Vivimos tiempos interesantes. Esa antigua maldición judía o china, según intereses del interlocutor, nos viene al pelo por nuestra época de inestabilidad política, cultural y, en muchos sentidos, personal: seguimos en medio de una crisis salvaje que no deja de azotar a la sociedad y, al mismo tiempo, cada vez germinan de forma más fuerte brotes verdes aquí y allá. Como si en medio del páramo fuera el único lugar donde pueden crecer las flores más bellas, ya sea porque la belleza es inherente a la fuerza o más bien porque lo bello siempre es dependiendo de aquello que le rodea. Si el 2014 fue un año de transición, 2015 fue el de los primeros frutos de esta nuestra estación del descontento. Frutos que han sido dulces, tal vez pocos, aunque sí bastante más variados de los que cabría esperar, dado que las cosechas de los fríos exteriores ha firmado cierta unanimidad que en esta santa casa no entendemos.
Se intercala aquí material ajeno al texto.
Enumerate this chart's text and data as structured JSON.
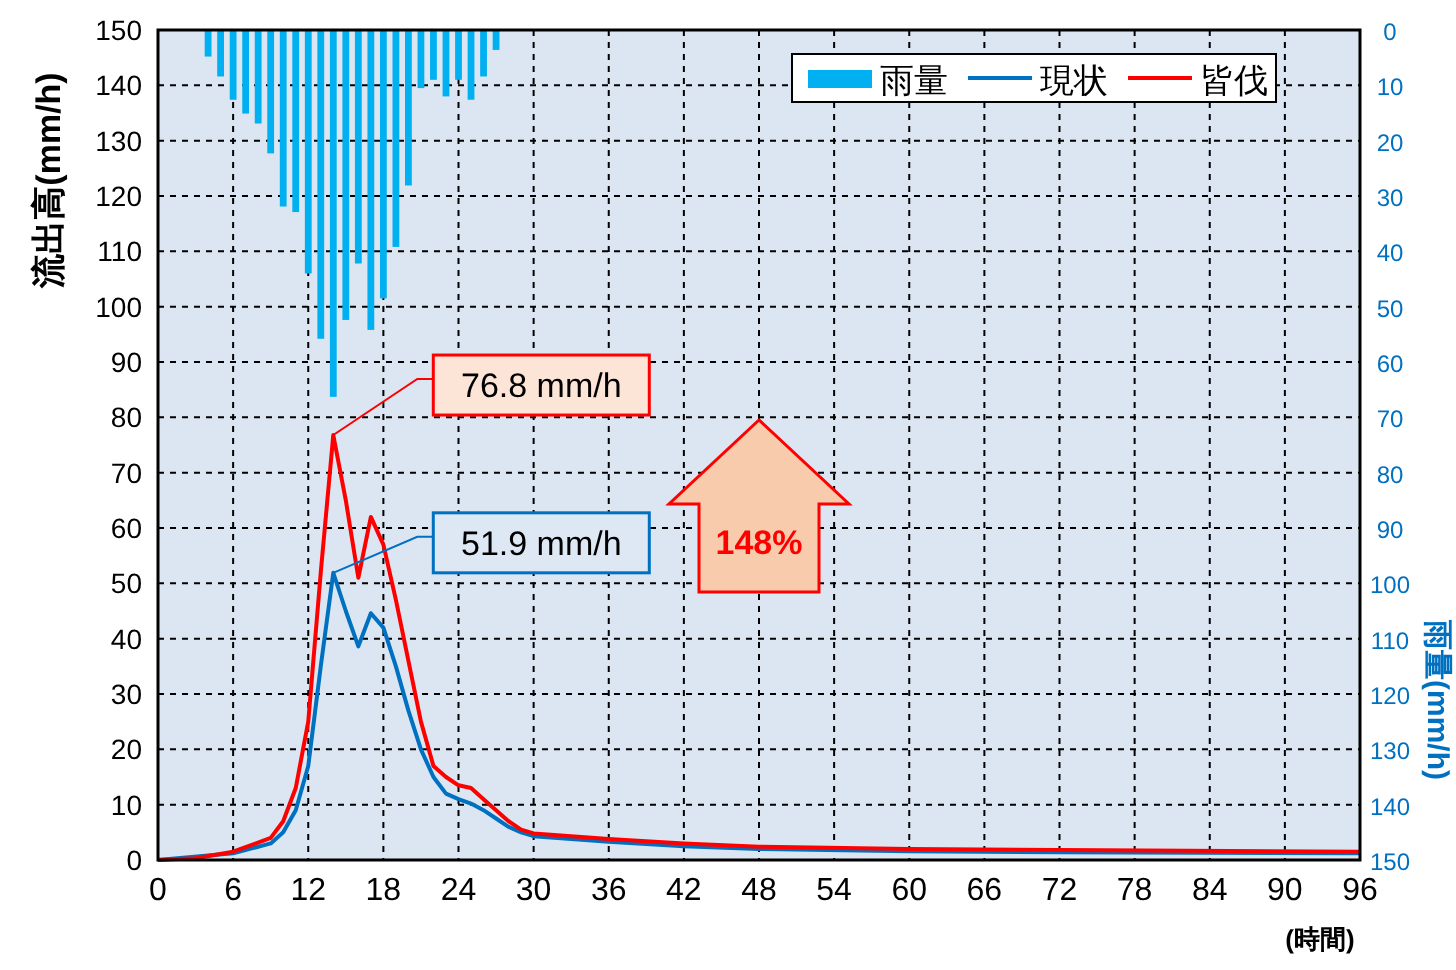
{
  "chart_data": {
    "type": "line",
    "xlabel": "(時間)",
    "ylabel": "流出高(mm/h)",
    "y2label": "雨量(mm/h)",
    "xlim": [
      0,
      96
    ],
    "xticks": [
      0,
      6,
      12,
      18,
      24,
      30,
      36,
      42,
      48,
      54,
      60,
      66,
      72,
      78,
      84,
      90,
      96
    ],
    "ylim": [
      0,
      150
    ],
    "yticks": [
      0,
      10,
      20,
      30,
      40,
      50,
      60,
      70,
      80,
      90,
      100,
      110,
      120,
      130,
      140,
      150
    ],
    "y2lim": [
      150,
      0
    ],
    "y2ticks": [
      0,
      10,
      20,
      30,
      40,
      50,
      60,
      70,
      80,
      90,
      100,
      110,
      120,
      130,
      140,
      150
    ],
    "grid": true,
    "legend": "top right",
    "series": [
      {
        "name": "雨量",
        "type": "bar",
        "axis": "y2",
        "color": "#00b0f0",
        "x": [
          4,
          5,
          6,
          7,
          8,
          9,
          10,
          11,
          12,
          13,
          14,
          15,
          16,
          17,
          18,
          19,
          20,
          21,
          22,
          23,
          24,
          25,
          26,
          27
        ],
        "values": [
          4.8,
          8.4,
          12.6,
          15.1,
          16.9,
          22.3,
          31.9,
          32.9,
          44,
          55.8,
          66.3,
          52.4,
          42.2,
          54.2,
          48.5,
          39.2,
          28.1,
          10.5,
          9,
          12,
          9,
          12.6,
          8.4,
          3.6
        ]
      },
      {
        "name": "現状",
        "color": "#0070c0",
        "x": [
          0,
          3,
          6,
          9,
          10,
          11,
          12,
          13,
          14,
          15,
          16,
          17,
          18,
          19,
          20,
          21,
          22,
          23,
          24,
          25,
          26,
          27,
          28,
          29,
          30,
          36,
          42,
          48,
          60,
          72,
          96
        ],
        "values": [
          0,
          null,
          1.2,
          3,
          5,
          9,
          17,
          35,
          51.9,
          45,
          38.6,
          44.6,
          42,
          35,
          27,
          20,
          15,
          12,
          11,
          10.2,
          9,
          7.5,
          6,
          5,
          4.3,
          3.3,
          2.5,
          2,
          1.6,
          1.4,
          1.2
        ]
      },
      {
        "name": "皆伐",
        "color": "#ff0000",
        "x": [
          0,
          3,
          6,
          9,
          10,
          11,
          12,
          13,
          14,
          15,
          16,
          17,
          18,
          19,
          20,
          21,
          22,
          23,
          24,
          25,
          26,
          27,
          28,
          29,
          30,
          36,
          42,
          48,
          60,
          72,
          96
        ],
        "values": [
          0,
          0.3,
          1.5,
          4,
          7,
          13,
          25,
          52,
          76.8,
          65,
          51,
          62,
          57,
          47,
          36,
          25,
          17,
          15,
          13.5,
          13,
          11,
          9,
          7,
          5.5,
          4.8,
          3.8,
          3,
          2.4,
          2,
          1.8,
          1.5
        ]
      }
    ],
    "annotations": [
      {
        "text": "76.8 mm/h",
        "x": 14,
        "y": 76.8
      },
      {
        "text": "51.9 mm/h",
        "x": 14,
        "y": 51.9
      },
      "148%"
    ]
  }
}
Y ante todo, la muerte. Parece que el tema unificador, del que nadie se ha resistido a hablar aunque sea un poco, ese es el de la muerte. Se han ido muchas personas buenas, muchas personas que apreciábamos, incluso cuando no las conocíamos personalmente; muchos artistas que ya no nos deleitarán ya con nada nuevo, sino es como un eco del pasado. Pero así y con esa inevitabilidad, también está el otro polo: la sensación de tranquila euforia que desprende toda la lista, como si se estuviera cocinando algo que sólo puede intuirse entre lineas del conjunto de todas las listas. El que será ese algo, si es que hay tal algo, queda a la interpretación del lector.
Tal vez los tiempos de victoria, aunque sea pírrica, no sean tiempos de grandes discursos. De ahí que este año no nos atrevamos a vaticinar nada para el que viene: dejaremos, con sosiego, que la propia ola del tiempo nos arrastre de batalla en batalla para decidir, dentro de un año exacto, qué ha sido el 2016 para nosotros. Porque si algo tenemos claro es que seguiremos aquí, más viejos, más tullidos, tal vez arrastrando más muertos que hasta el momento, pero todavía vivos. Siempre vivos y ensangrentados observando el anochecer de nuestros días.